6. Energy efficiency eclipses solar. Information and communication technology, along with more policy support, will help create a boom in energy efficiency. The sector could outshine solar, so far a clean tech darling of investors.
7. Marketing suddenly matters. The group predicts that companies will have to distinguish themselves and employ branding as clean technology goes mainstream. Marketing campaigns are likely to target more consumers instead of just businesses.
8. Buffett leads the super rich into cleantech. The group points out how U.S. billionaire investor Warren Buffett has made plays in clean tech-related companies, including GE, Goldman Sachs and Chinese electric car battery maker BYD Co Ltd. The group argues that energy efficiency factors partly influenced Buffett’s acquisition of the nation’s largest rail company Burlington Northern Santa Fe Corp. (That, of course, is up for debate. Some saw Buffett’s move on the rail company as a bet on coal.)
9. Acquisitions and consolidations accelerate. The group predicts a “bloodbath” in countries with overcapacity like Germany and China and that many Chinese wind and solar companies will be gone by the end of 2010. That will happen, the group argues, even as China’s market for renewable energy grows and despite the government’s investments in high profile companies like solarpanel makers Suntech and Yingli.
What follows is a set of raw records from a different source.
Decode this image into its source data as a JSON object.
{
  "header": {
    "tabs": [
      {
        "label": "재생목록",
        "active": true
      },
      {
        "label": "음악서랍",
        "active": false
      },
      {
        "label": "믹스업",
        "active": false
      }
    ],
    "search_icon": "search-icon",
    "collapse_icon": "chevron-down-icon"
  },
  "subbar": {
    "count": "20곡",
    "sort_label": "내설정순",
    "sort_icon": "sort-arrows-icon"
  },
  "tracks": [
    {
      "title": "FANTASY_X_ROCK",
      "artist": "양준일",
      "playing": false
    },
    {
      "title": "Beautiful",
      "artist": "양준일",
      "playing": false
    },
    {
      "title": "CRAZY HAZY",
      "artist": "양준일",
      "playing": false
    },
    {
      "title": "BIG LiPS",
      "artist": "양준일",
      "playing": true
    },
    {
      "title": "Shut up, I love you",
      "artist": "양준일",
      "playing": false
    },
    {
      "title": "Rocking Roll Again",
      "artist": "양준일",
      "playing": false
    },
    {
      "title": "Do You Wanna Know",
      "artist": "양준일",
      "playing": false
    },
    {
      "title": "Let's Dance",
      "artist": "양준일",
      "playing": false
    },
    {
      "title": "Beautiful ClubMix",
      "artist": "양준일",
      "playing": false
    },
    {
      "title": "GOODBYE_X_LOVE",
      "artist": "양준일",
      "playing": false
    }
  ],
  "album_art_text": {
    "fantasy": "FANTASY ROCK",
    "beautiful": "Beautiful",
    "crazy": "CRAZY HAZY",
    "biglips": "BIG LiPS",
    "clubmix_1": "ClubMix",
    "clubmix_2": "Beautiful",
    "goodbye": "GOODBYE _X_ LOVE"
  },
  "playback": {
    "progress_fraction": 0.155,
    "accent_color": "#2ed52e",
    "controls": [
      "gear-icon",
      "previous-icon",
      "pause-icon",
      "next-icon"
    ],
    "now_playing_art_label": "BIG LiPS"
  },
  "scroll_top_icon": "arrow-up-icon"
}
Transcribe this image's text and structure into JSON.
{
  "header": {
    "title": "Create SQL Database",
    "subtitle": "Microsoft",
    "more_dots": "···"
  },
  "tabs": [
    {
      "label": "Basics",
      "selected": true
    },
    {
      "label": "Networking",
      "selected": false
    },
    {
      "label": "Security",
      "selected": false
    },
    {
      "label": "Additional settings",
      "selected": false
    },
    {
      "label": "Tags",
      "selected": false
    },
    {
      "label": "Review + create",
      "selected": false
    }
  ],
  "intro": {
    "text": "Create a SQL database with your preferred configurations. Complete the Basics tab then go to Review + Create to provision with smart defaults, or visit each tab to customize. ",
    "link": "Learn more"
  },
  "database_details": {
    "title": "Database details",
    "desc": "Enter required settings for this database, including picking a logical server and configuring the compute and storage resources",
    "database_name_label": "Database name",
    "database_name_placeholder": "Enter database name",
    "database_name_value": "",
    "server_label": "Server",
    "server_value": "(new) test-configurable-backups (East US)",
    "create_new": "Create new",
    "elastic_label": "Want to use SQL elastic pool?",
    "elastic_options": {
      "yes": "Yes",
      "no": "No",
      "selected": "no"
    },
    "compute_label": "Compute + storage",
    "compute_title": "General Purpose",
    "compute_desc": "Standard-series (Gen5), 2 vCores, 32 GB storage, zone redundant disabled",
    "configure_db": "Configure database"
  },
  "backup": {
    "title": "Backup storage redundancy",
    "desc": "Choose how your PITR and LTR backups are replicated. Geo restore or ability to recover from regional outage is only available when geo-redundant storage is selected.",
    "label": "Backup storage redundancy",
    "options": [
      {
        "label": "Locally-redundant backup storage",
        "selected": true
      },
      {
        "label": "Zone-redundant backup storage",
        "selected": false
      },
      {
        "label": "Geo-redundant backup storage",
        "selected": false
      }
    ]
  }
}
The group’s prediction echoes a forecast for consolidation that BP Solar’s chief executive gave Reuters.
10. The rise of waste-to-energy, geothermal and aquaculture, as part of a shift to more sustainable agriculture and food production.
We want to know how readers think clean technology and renewable energy will evolve in 2010. Do you think these predictions on the money or off base or perhaps somewhere in between? Do you see other trends forming in your crystal ball?